Por un lado, desde la Consellería de Infraestruturas e Mobilidade se difundió un escrito sin membrete oficial alguno titulado Sobre o transporte urbano de Pontevedra en el que se alude al contenido de la citada reunión entre técnicos. Así, se afirma que «a proposta de transporte a demanda da que está a falar o Concello de Pontevedra resulta a todas luces incompleta para cumprir a súa obriga legal de prestar un servizo de transporte urbano que chegue desde as parroquias ata o centro e que conecte aos barrios».
En dicho documento se insiste en que en la reunión del pasado lunes «os técnicos do Concello presentaron a mesma documentación coa que en 2015 se solicitou financiamento europeo para o estudo do transporte baixo demanda. Unha iniciativa que está sen desenvolver desde entón».
Del director xeral al concejal
Pero las diferencias no se quedan ahí. Ayer también se puso de manifiesto la brecha existente en el tono de sendas misivas que se cruzaron los responsables de Mobilidade de ambas administraciones: el director xeral, Ignacio Maestro, y el concejal Demetrio Gómez.
El alto cargo de la consellería de Infraestruturas reiteró la advertencia -«amenaza», según lo ve el gobierno local- vertida a mediados del pasado mes de diciembre: si no se constata la «intención inequívoca» por parte del Concello de asumir la prestación del servicio de transporte asumiendo las líneas cuya concesión caduca el próximo mes de agosto, habrá repercusiones económicas.

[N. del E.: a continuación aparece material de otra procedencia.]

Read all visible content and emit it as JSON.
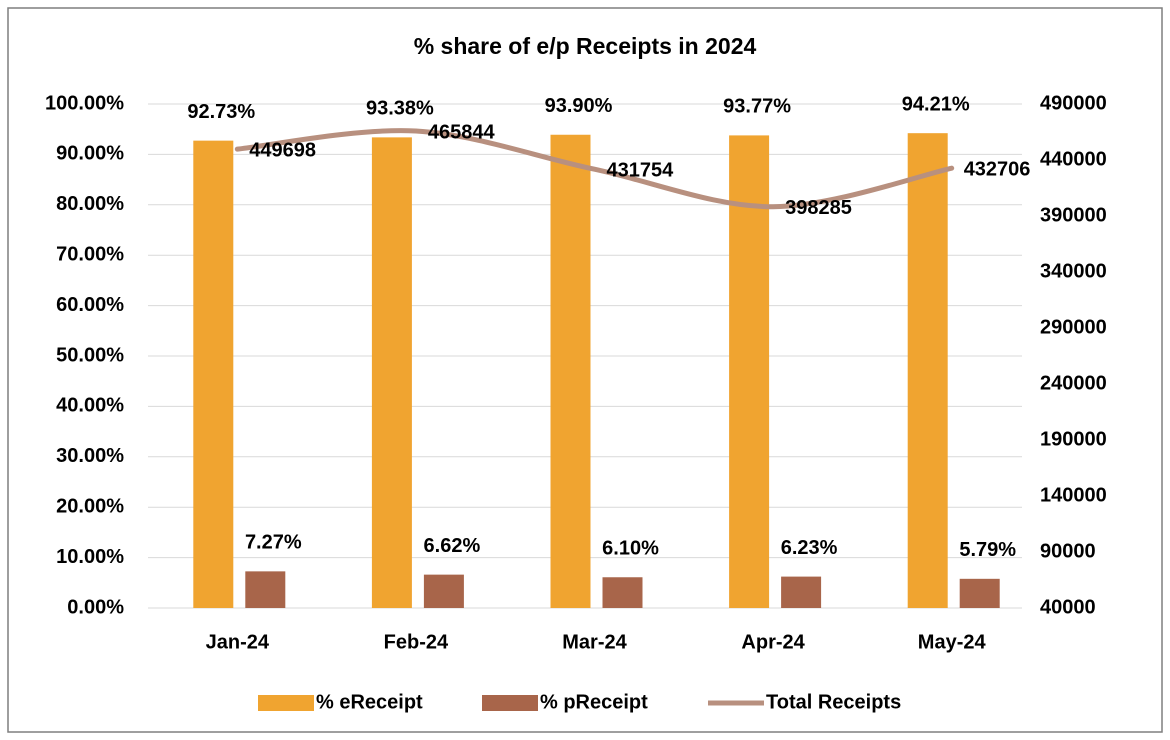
{
  "chart_data": {
    "type": "bar",
    "title": "% share of e/p Receipts in 2024",
    "categories": [
      "Jan-24",
      "Feb-24",
      "Mar-24",
      "Apr-24",
      "May-24"
    ],
    "series": [
      {
        "name": "% eReceipt",
        "color": "#f0a430",
        "values": [
          92.73,
          93.38,
          93.9,
          93.77,
          94.21
        ],
        "value_labels": [
          "92.73%",
          "93.38%",
          "93.90%",
          "93.77%",
          "94.21%"
        ]
      },
      {
        "name": "% pReceipt",
        "color": "#a8654a",
        "values": [
          7.27,
          6.62,
          6.1,
          6.23,
          5.79
        ],
        "value_labels": [
          "7.27%",
          "6.62%",
          "6.10%",
          "6.23%",
          "5.79%"
        ]
      },
      {
        "name": "Total Receipts",
        "color": "#b8907f",
        "type": "line",
        "axis": "y2",
        "values": [
          449698,
          465844,
          431754,
          398285,
          432706
        ]
      }
    ],
    "ylim": [
      0,
      100
    ],
    "yticks": [
      {
        "value": 0,
        "label": "0.00%"
      },
      {
        "value": 10,
        "label": "10.00%"
      },
      {
        "value": 20,
        "label": "20.00%"
      },
      {
        "value": 30,
        "label": "30.00%"
      },
      {
        "value": 40,
        "label": "40.00%"
      },
      {
        "value": 50,
        "label": "50.00%"
      },
      {
        "value": 60,
        "label": "60.00%"
      },
      {
        "value": 70,
        "label": "70.00%"
      },
      {
        "value": 80,
        "label": "80.00%"
      },
      {
        "value": 90,
        "label": "90.00%"
      },
      {
        "value": 100,
        "label": "100.00%"
      }
    ],
    "y2lim": [
      40000,
      490000
    ],
    "y2ticks": [
      40000,
      90000,
      140000,
      190000,
      240000,
      290000,
      340000,
      390000,
      440000,
      490000
    ],
    "grid": true,
    "legend": "bottom"
  }
}
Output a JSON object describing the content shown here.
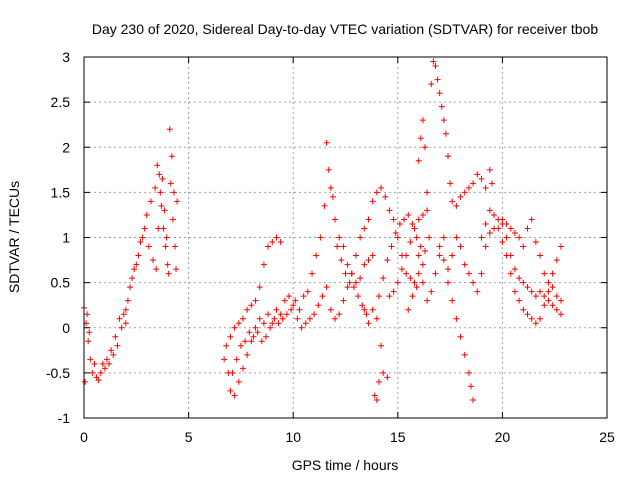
{
  "chart_data": {
    "type": "scatter",
    "title": "Day 230 of 2020, Sidereal Day-to-day VTEC variation (SDTVAR) for receiver tbob",
    "xlabel": "GPS time / hours",
    "ylabel": "SDTVAR / TECUs",
    "xlim": [
      0,
      25
    ],
    "ylim": [
      -1,
      3
    ],
    "xticks": [
      "0",
      "5",
      "10",
      "15",
      "20",
      "25"
    ],
    "yticks": [
      "-1",
      "-0.5",
      "0",
      "0.5",
      "1",
      "1.5",
      "2",
      "2.5",
      "3"
    ],
    "grid": true,
    "marker": "+",
    "color": "#ff0000",
    "series": [
      {
        "name": "SDTVAR",
        "points": [
          [
            0.0,
            0.22
          ],
          [
            0.1,
            0.05
          ],
          [
            0.2,
            -0.15
          ],
          [
            0.3,
            -0.35
          ],
          [
            0.4,
            -0.5
          ],
          [
            0.6,
            -0.55
          ],
          [
            0.8,
            -0.5
          ],
          [
            1.0,
            -0.45
          ],
          [
            1.2,
            -0.4
          ],
          [
            1.4,
            -0.3
          ],
          [
            1.6,
            -0.2
          ],
          [
            1.8,
            0.0
          ],
          [
            2.0,
            0.2
          ],
          [
            2.2,
            0.45
          ],
          [
            2.4,
            0.65
          ],
          [
            2.6,
            0.8
          ],
          [
            2.8,
            1.0
          ],
          [
            3.0,
            1.25
          ],
          [
            3.2,
            1.4
          ],
          [
            3.4,
            1.55
          ],
          [
            3.5,
            1.8
          ],
          [
            3.6,
            1.7
          ],
          [
            3.7,
            1.35
          ],
          [
            3.8,
            1.1
          ],
          [
            3.9,
            0.9
          ],
          [
            4.0,
            0.7
          ],
          [
            4.1,
            2.2
          ],
          [
            4.2,
            1.9
          ],
          [
            4.3,
            1.5
          ],
          [
            4.4,
            0.65
          ],
          [
            0.05,
            -0.6
          ],
          [
            0.15,
            0.15
          ],
          [
            0.25,
            -0.05
          ],
          [
            0.5,
            -0.4
          ],
          [
            0.7,
            -0.58
          ],
          [
            0.9,
            -0.4
          ],
          [
            1.1,
            -0.35
          ],
          [
            1.3,
            -0.25
          ],
          [
            1.5,
            -0.1
          ],
          [
            1.7,
            0.1
          ],
          [
            1.9,
            0.15
          ],
          [
            2.1,
            0.3
          ],
          [
            2.3,
            0.55
          ],
          [
            2.5,
            0.7
          ],
          [
            2.7,
            0.95
          ],
          [
            2.9,
            1.1
          ],
          [
            3.1,
            0.9
          ],
          [
            3.3,
            0.75
          ],
          [
            3.45,
            0.65
          ],
          [
            3.55,
            1.1
          ],
          [
            3.65,
            1.5
          ],
          [
            3.75,
            1.65
          ],
          [
            3.85,
            1.3
          ],
          [
            3.95,
            1.0
          ],
          [
            4.05,
            0.6
          ],
          [
            4.15,
            1.6
          ],
          [
            4.25,
            1.2
          ],
          [
            4.35,
            0.9
          ],
          [
            4.45,
            1.4
          ],
          [
            2.0,
            0.05
          ],
          [
            6.7,
            -0.35
          ],
          [
            6.8,
            -0.2
          ],
          [
            6.9,
            -0.5
          ],
          [
            7.0,
            -0.7
          ],
          [
            7.2,
            -0.75
          ],
          [
            7.4,
            -0.6
          ],
          [
            7.6,
            -0.45
          ],
          [
            7.8,
            -0.3
          ],
          [
            8.0,
            -0.15
          ],
          [
            8.2,
            0.0
          ],
          [
            8.4,
            0.1
          ],
          [
            8.6,
            0.05
          ],
          [
            8.8,
            0.15
          ],
          [
            9.0,
            0.05
          ],
          [
            9.2,
            0.2
          ],
          [
            9.4,
            0.15
          ],
          [
            9.6,
            0.3
          ],
          [
            9.8,
            0.35
          ],
          [
            10.0,
            0.25
          ],
          [
            10.2,
            0.1
          ],
          [
            7.0,
            -0.1
          ],
          [
            7.2,
            0.0
          ],
          [
            7.4,
            0.05
          ],
          [
            7.6,
            0.1
          ],
          [
            7.8,
            0.2
          ],
          [
            8.0,
            0.25
          ],
          [
            8.2,
            0.3
          ],
          [
            8.4,
            0.45
          ],
          [
            8.6,
            0.7
          ],
          [
            8.8,
            0.9
          ],
          [
            9.0,
            0.95
          ],
          [
            9.2,
            1.0
          ],
          [
            9.4,
            0.95
          ],
          [
            7.1,
            -0.5
          ],
          [
            7.3,
            -0.35
          ],
          [
            7.5,
            -0.2
          ],
          [
            7.7,
            -0.15
          ],
          [
            7.9,
            -0.05
          ],
          [
            8.1,
            -0.1
          ],
          [
            8.3,
            -0.05
          ],
          [
            8.5,
            -0.15
          ],
          [
            8.7,
            -0.1
          ],
          [
            8.9,
            0.0
          ],
          [
            9.1,
            0.1
          ],
          [
            9.3,
            0.05
          ],
          [
            9.5,
            0.1
          ],
          [
            9.7,
            0.15
          ],
          [
            9.9,
            0.2
          ],
          [
            10.1,
            0.3
          ],
          [
            10.3,
            0.2
          ],
          [
            10.5,
            0.35
          ],
          [
            10.7,
            0.4
          ],
          [
            10.9,
            0.6
          ],
          [
            11.1,
            0.8
          ],
          [
            11.3,
            1.0
          ],
          [
            11.5,
            1.35
          ],
          [
            11.6,
            2.05
          ],
          [
            11.7,
            1.75
          ],
          [
            11.8,
            1.55
          ],
          [
            11.9,
            1.45
          ],
          [
            12.0,
            1.2
          ],
          [
            12.2,
            1.0
          ],
          [
            12.4,
            0.9
          ],
          [
            12.6,
            0.7
          ],
          [
            12.8,
            0.6
          ],
          [
            13.0,
            0.5
          ],
          [
            13.2,
            0.55
          ],
          [
            13.4,
            0.7
          ],
          [
            13.6,
            0.75
          ],
          [
            13.8,
            0.8
          ],
          [
            10.4,
            0.0
          ],
          [
            10.6,
            0.05
          ],
          [
            10.8,
            0.1
          ],
          [
            11.0,
            0.15
          ],
          [
            11.2,
            0.25
          ],
          [
            11.4,
            0.35
          ],
          [
            11.6,
            0.45
          ],
          [
            11.8,
            0.2
          ],
          [
            12.0,
            0.1
          ],
          [
            12.2,
            0.15
          ],
          [
            12.4,
            0.3
          ],
          [
            12.6,
            0.45
          ],
          [
            12.8,
            0.6
          ],
          [
            13.0,
            0.8
          ],
          [
            13.2,
            1.0
          ],
          [
            13.4,
            1.1
          ],
          [
            13.6,
            1.2
          ],
          [
            13.8,
            1.4
          ],
          [
            14.0,
            1.5
          ],
          [
            14.2,
            1.55
          ],
          [
            14.4,
            1.45
          ],
          [
            14.6,
            1.3
          ],
          [
            14.8,
            1.2
          ],
          [
            15.0,
            1.0
          ],
          [
            15.2,
            0.8
          ],
          [
            15.4,
            0.6
          ],
          [
            15.6,
            0.55
          ],
          [
            15.8,
            0.5
          ],
          [
            16.0,
            0.6
          ],
          [
            16.2,
            0.7
          ],
          [
            13.9,
            -0.75
          ],
          [
            14.0,
            -0.8
          ],
          [
            14.1,
            -0.6
          ],
          [
            14.3,
            -0.5
          ],
          [
            14.5,
            -0.55
          ],
          [
            14.2,
            -0.2
          ],
          [
            14.0,
            0.1
          ],
          [
            13.8,
            0.2
          ],
          [
            13.6,
            0.05
          ],
          [
            13.4,
            0.2
          ],
          [
            14.6,
            0.35
          ],
          [
            14.8,
            0.4
          ],
          [
            15.0,
            0.5
          ],
          [
            15.2,
            0.65
          ],
          [
            15.4,
            0.8
          ],
          [
            15.6,
            0.95
          ],
          [
            15.8,
            1.1
          ],
          [
            16.0,
            1.2
          ],
          [
            16.2,
            1.25
          ],
          [
            16.4,
            1.3
          ],
          [
            16.0,
            1.85
          ],
          [
            16.1,
            2.1
          ],
          [
            16.2,
            2.3
          ],
          [
            16.3,
            2.0
          ],
          [
            16.4,
            1.5
          ],
          [
            16.5,
            1.0
          ],
          [
            16.6,
            2.7
          ],
          [
            16.7,
            2.95
          ],
          [
            16.8,
            2.9
          ],
          [
            16.9,
            2.75
          ],
          [
            17.0,
            2.6
          ],
          [
            17.1,
            2.45
          ],
          [
            17.2,
            2.3
          ],
          [
            17.3,
            2.15
          ],
          [
            17.4,
            1.9
          ],
          [
            17.5,
            1.6
          ],
          [
            17.6,
            1.4
          ],
          [
            17.8,
            1.35
          ],
          [
            18.0,
            1.45
          ],
          [
            18.2,
            1.5
          ],
          [
            18.4,
            1.55
          ],
          [
            18.6,
            1.6
          ],
          [
            18.8,
            1.7
          ],
          [
            19.0,
            1.65
          ],
          [
            19.2,
            1.55
          ],
          [
            19.4,
            1.75
          ],
          [
            19.5,
            1.6
          ],
          [
            16.0,
            0.8
          ],
          [
            16.2,
            0.5
          ],
          [
            16.4,
            0.3
          ],
          [
            16.6,
            0.4
          ],
          [
            16.8,
            0.6
          ],
          [
            17.0,
            0.8
          ],
          [
            17.2,
            1.0
          ],
          [
            17.4,
            0.5
          ],
          [
            17.6,
            0.3
          ],
          [
            17.8,
            0.1
          ],
          [
            18.0,
            -0.1
          ],
          [
            18.2,
            -0.3
          ],
          [
            18.4,
            -0.5
          ],
          [
            18.5,
            -0.65
          ],
          [
            18.6,
            -0.8
          ],
          [
            17.0,
            0.9
          ],
          [
            17.2,
            0.75
          ],
          [
            17.4,
            0.65
          ],
          [
            17.6,
            0.8
          ],
          [
            17.8,
            1.0
          ],
          [
            18.0,
            0.9
          ],
          [
            18.2,
            0.7
          ],
          [
            18.4,
            0.6
          ],
          [
            18.6,
            0.5
          ],
          [
            18.8,
            0.4
          ],
          [
            19.0,
            0.6
          ],
          [
            19.2,
            0.9
          ],
          [
            19.4,
            1.05
          ],
          [
            19.6,
            1.1
          ],
          [
            19.8,
            1.2
          ],
          [
            20.0,
            1.15
          ],
          [
            20.2,
            1.0
          ],
          [
            20.4,
            0.8
          ],
          [
            20.6,
            0.65
          ],
          [
            20.8,
            0.55
          ],
          [
            21.0,
            0.5
          ],
          [
            21.2,
            0.45
          ],
          [
            21.4,
            0.4
          ],
          [
            21.6,
            0.35
          ],
          [
            21.8,
            0.4
          ],
          [
            22.0,
            0.35
          ],
          [
            22.2,
            0.3
          ],
          [
            22.4,
            0.25
          ],
          [
            22.6,
            0.2
          ],
          [
            22.8,
            0.15
          ],
          [
            19.0,
            1.0
          ],
          [
            19.2,
            1.15
          ],
          [
            19.4,
            1.3
          ],
          [
            19.6,
            1.25
          ],
          [
            19.8,
            1.1
          ],
          [
            20.0,
            0.95
          ],
          [
            20.2,
            0.8
          ],
          [
            20.4,
            0.6
          ],
          [
            20.6,
            0.4
          ],
          [
            20.8,
            0.3
          ],
          [
            21.0,
            0.2
          ],
          [
            21.2,
            0.15
          ],
          [
            21.4,
            0.1
          ],
          [
            21.6,
            0.05
          ],
          [
            21.8,
            0.1
          ],
          [
            22.0,
            0.25
          ],
          [
            22.2,
            0.4
          ],
          [
            22.4,
            0.6
          ],
          [
            22.6,
            0.75
          ],
          [
            22.8,
            0.9
          ],
          [
            20.0,
            1.2
          ],
          [
            20.2,
            1.15
          ],
          [
            20.4,
            1.1
          ],
          [
            20.6,
            1.05
          ],
          [
            20.8,
            1.0
          ],
          [
            21.0,
            0.9
          ],
          [
            21.2,
            1.1
          ],
          [
            21.4,
            1.2
          ],
          [
            21.6,
            0.95
          ],
          [
            21.8,
            0.8
          ],
          [
            22.0,
            0.6
          ],
          [
            22.2,
            0.5
          ],
          [
            22.4,
            0.45
          ],
          [
            22.6,
            0.35
          ],
          [
            22.8,
            0.3
          ],
          [
            15.5,
            0.2
          ],
          [
            15.7,
            0.35
          ],
          [
            15.9,
            0.45
          ],
          [
            12.1,
            0.9
          ],
          [
            12.3,
            0.75
          ],
          [
            12.5,
            0.6
          ],
          [
            12.7,
            0.5
          ],
          [
            12.9,
            0.45
          ],
          [
            13.1,
            0.35
          ],
          [
            13.3,
            0.25
          ],
          [
            13.5,
            0.15
          ],
          [
            14.1,
            0.35
          ],
          [
            14.3,
            0.55
          ],
          [
            14.5,
            0.75
          ],
          [
            14.7,
            0.9
          ],
          [
            14.9,
            1.05
          ],
          [
            15.1,
            1.15
          ],
          [
            15.3,
            1.2
          ],
          [
            15.5,
            1.25
          ],
          [
            15.7,
            1.15
          ],
          [
            15.9,
            1.0
          ],
          [
            16.1,
            0.9
          ],
          [
            16.3,
            0.85
          ]
        ]
      }
    ]
  }
}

Como quiera que «a data de hoxe non se recibiu ningunha resposta escrita a este requirimento», y como la consellería tiene la intención de sacar a concurso público un contrato para mantener esas líneas, Ignacio Maestro reitera que «a Xunta de Galicia reservarase o dereito de descontar da participación no Fondo de Cooperación Local que lle corresponda a ese Concello as achegas económicas que a Administración autonómica deba realizar para compensar os déficits de explotación dos servizos prestados».
Petición de datos
La respuesta del gobierno local no se hizo esperar, y ayer mismo Gómez Xunqueira remitió una larga carta al director xeral en la que se insiste en que «este Concello ofrece a súa máis firme vontade de coordinación cara á xestión ordenada do transporte». Se recuerda que hace meses se propuso la creación de una «comisión técnica bilateral» para estudiar las necesidades de transporte en el municipio y se solicita «que coa maior presa remita todos os datos relativos á oferta de explotación» de esos servicios que la Xunta pretende que asuma el Concello. Se reclaman datos como el operador actual, rutas, frecuencias, paradas, análisis de costes, demanda actual y demanda prevista...
El concejal subraya asimismo que no todas las líneas que caducan pueden ser asumidas por el Concello, ya que alguna «semella unha concesión de transporte escolar» y otras «pola súa escasa frecuencia configuran hijuelas de rutas e concesións interurbanas de acceso a Pontevedra, pero nunca caberían dentro dun concepto de transporte urbano».
Gómez Xunqueira aboga por que el marco en el que el Concello entre a participar en la financiación del servicio sea un «convenio de colaboración» con la propia Xunta «para a ineludible mellora da eficiencia da xestión, a supresión de duplicidades e o cumprimento de sustentabilidade financieira».